Adds Morgridge Investigator and CHTC team member Brian Bockelman: “Every new group that comes to us requires adapting. Every time we start up a new project, they learn a bit, we learn a bit. It’s really a translational form of computer science. You can do some computer science alone in a room with a whiteboard, but we only progress by having patients, so to speak.”

Brian Bockelman
Brian Bockelman

CHTC will be tending to a lot more “patients” in the years ahead thanks to the Partnership to Advance Throughput Computing (PATh) established in fall 2020.  The five-year, $22.5 million project is supported by the National Science Foundation and intended to increase adoption of high-throughput computing both at UW–Madison and nationally.

“Today, through our new partnership with the Morgridge Institute, we are expanding the reach of high-throughput computing to hundreds of Wisconsin scientists every year,” says Eric Wilcots, dean of the UW–Madison College of Letters and Science. “The HTC platform is helping democratize the world of research computing, applying it to virtually any subject where big data is produced.”

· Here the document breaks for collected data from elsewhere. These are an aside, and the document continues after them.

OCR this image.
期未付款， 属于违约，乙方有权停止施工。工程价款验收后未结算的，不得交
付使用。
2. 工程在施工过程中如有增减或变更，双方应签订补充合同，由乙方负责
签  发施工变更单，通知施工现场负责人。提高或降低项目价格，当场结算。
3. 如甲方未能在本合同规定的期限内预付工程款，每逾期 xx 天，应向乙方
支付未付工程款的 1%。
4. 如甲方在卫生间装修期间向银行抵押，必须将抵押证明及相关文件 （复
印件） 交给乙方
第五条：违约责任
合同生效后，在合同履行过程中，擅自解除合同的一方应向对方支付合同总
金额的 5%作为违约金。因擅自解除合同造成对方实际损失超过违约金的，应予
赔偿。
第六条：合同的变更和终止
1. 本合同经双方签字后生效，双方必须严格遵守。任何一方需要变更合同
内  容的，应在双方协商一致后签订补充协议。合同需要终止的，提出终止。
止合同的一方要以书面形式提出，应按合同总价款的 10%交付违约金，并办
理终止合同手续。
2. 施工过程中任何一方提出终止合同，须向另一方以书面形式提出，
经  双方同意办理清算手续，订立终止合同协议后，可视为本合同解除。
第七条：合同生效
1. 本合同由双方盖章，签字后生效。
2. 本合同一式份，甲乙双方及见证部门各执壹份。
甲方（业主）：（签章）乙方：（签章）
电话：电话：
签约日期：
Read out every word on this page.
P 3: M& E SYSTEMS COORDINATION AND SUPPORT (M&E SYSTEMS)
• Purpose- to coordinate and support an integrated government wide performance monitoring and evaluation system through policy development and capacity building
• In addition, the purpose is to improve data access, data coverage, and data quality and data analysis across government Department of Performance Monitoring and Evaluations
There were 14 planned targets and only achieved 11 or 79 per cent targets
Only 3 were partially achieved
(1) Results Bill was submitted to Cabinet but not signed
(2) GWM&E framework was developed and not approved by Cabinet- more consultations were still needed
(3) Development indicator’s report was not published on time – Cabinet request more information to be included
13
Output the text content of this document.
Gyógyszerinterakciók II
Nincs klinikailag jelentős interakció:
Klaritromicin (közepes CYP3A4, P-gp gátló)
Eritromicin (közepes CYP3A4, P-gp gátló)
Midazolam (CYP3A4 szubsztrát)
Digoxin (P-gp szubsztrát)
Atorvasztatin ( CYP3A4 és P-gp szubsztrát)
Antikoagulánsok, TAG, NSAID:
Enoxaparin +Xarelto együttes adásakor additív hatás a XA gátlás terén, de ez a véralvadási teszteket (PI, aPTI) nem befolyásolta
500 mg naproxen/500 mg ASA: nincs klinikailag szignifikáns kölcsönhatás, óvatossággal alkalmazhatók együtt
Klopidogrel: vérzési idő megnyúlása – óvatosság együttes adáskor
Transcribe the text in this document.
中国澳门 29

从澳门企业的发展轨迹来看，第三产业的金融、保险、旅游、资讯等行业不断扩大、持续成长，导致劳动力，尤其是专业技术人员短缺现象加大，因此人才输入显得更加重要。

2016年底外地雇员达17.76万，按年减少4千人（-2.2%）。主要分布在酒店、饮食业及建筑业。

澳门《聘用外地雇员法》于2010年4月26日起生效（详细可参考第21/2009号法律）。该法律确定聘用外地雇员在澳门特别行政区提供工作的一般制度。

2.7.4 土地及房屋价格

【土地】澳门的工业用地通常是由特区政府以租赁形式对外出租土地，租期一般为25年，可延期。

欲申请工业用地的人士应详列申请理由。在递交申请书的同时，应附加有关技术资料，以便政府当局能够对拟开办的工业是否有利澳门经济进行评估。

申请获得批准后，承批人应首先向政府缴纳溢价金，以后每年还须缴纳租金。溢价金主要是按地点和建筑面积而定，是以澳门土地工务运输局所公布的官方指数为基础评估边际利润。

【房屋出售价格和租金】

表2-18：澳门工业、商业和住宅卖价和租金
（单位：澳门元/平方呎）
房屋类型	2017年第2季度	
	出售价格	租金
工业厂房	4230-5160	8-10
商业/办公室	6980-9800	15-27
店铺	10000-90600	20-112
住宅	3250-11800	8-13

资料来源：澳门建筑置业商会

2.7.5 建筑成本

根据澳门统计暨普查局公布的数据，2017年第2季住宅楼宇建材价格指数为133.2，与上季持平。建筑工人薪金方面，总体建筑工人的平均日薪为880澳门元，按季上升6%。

For O’Connor, the partnership will not end once COVID is vanquished. The alliance between hospitals, public health office and CHTC will be available to adapt to future public health emergencies, and they are looking to expand their data collection to environmental sampling, such as wastewater and air, that can forecast viral spread.

“If we get the virus under control here in the U.S., there are still going to be major unmet needs elsewhere in the world,” he says.